Wednesday, 22nd July

9:45	welcome + coffee
10:00 - 11:00	Cees Snoek	What objects tell about actions Abstract [slides]
		This talk is about automatic classification and localization of human actions in video. Whereas motion is the key ingredient in modern approaches, we assess the benefits of having objects in the video representation. Rather than considering a handful of carefully selected and localized objects, we conduct an empirical study on the benefit of encoding 15,000 object categories for action using 6 datasets totaling more than 200 hours of video and covering 180 action classes. Our key contributions are i) the first in-depth study of encoding objects for actions, ii) we show that objects matter for actions, and are often semantically relevant as well. iii) We establish that actions have object preferences. Rather than using all objects, selection is advantageous for action recognition. iv) We reveal that object-action relations are generic, which allows to transferring these relationships from the one domain to the other.

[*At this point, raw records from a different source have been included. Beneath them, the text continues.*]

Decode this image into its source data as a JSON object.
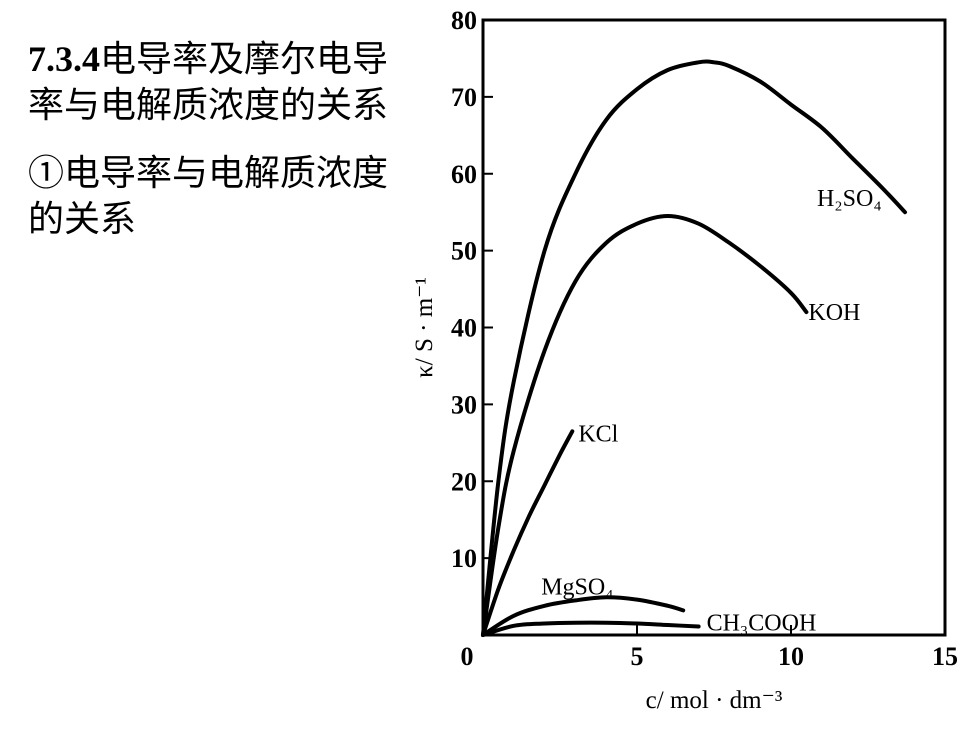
{
  "text": {
    "heading_num": "7.3.4",
    "heading_rest": "电导率及摩尔电导率与电解质浓度的关系",
    "subheading": "①电导率与电解质浓度的关系"
  },
  "chart_data": {
    "type": "line",
    "xlabel": "c/ mol · dm⁻³",
    "ylabel": "κ/ S · m⁻¹",
    "xlim": [
      0,
      15
    ],
    "ylim": [
      0,
      80
    ],
    "x_ticks": [
      "0",
      "5",
      "10",
      "15"
    ],
    "y_ticks": [
      "10",
      "20",
      "30",
      "40",
      "50",
      "60",
      "70",
      "80"
    ],
    "grid": false,
    "series": [
      {
        "name": "H₂SO₄",
        "x": [
          0,
          0.5,
          1,
          2,
          3,
          4,
          5,
          6,
          7,
          7.5,
          8,
          9,
          10,
          11,
          12,
          13,
          13.7
        ],
        "y": [
          0,
          20,
          33,
          50,
          60,
          67,
          71,
          73.5,
          74.5,
          74.5,
          74,
          72,
          69,
          66,
          62,
          58,
          55
        ]
      },
      {
        "name": "KOH",
        "x": [
          0,
          0.5,
          1,
          2,
          3,
          4,
          5,
          6,
          7,
          8,
          9,
          10,
          10.5
        ],
        "y": [
          0,
          14,
          24,
          37,
          46,
          51,
          53.5,
          54.5,
          53.5,
          51,
          48,
          44.5,
          42
        ]
      },
      {
        "name": "KCl",
        "x": [
          0,
          0.5,
          1,
          1.5,
          2,
          2.5,
          2.9
        ],
        "y": [
          0,
          6,
          11,
          15.5,
          19.5,
          23.5,
          26.5
        ]
      },
      {
        "name": "MgSO₄",
        "x": [
          0,
          1,
          2,
          3,
          4,
          5,
          6,
          6.5
        ],
        "y": [
          0,
          2.5,
          3.8,
          4.5,
          4.9,
          4.6,
          3.8,
          3.2
        ]
      },
      {
        "name": "CH₃COOH",
        "x": [
          0,
          1,
          2,
          3,
          4,
          5,
          6,
          7
        ],
        "y": [
          0,
          1.2,
          1.5,
          1.6,
          1.6,
          1.5,
          1.3,
          1.1
        ]
      }
    ]
  }
}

And, v) objects, when combined with motion, improve the state-of-the-art for both action classification and localization. This is joint work with Mihir Jain and Jan van Gemert.
11:00 - 11:15	coffee
11:15 - 12:15	Patrick Perez	On learned visual embedding Abstract [slides]
		Once described with state-of-art techniques, images and image fragments are turned into fixed size, high-dimensional real-valued vectors that can be used in a number of ways. In particular, they can be compared or analyzed in a meaningful way. Yet, it is often beneficial to further encode these descriptors: Such a final encoding is learned to get speed and/or performance gains. We shall put such a generic mechanism at work for three distinct problems: image search by non-linear similarity; image search and classification based on Euclidean distance; face track verification. Corresponding encoding are respectively based on kernel PCA, exemplar SVM and latent metric learning.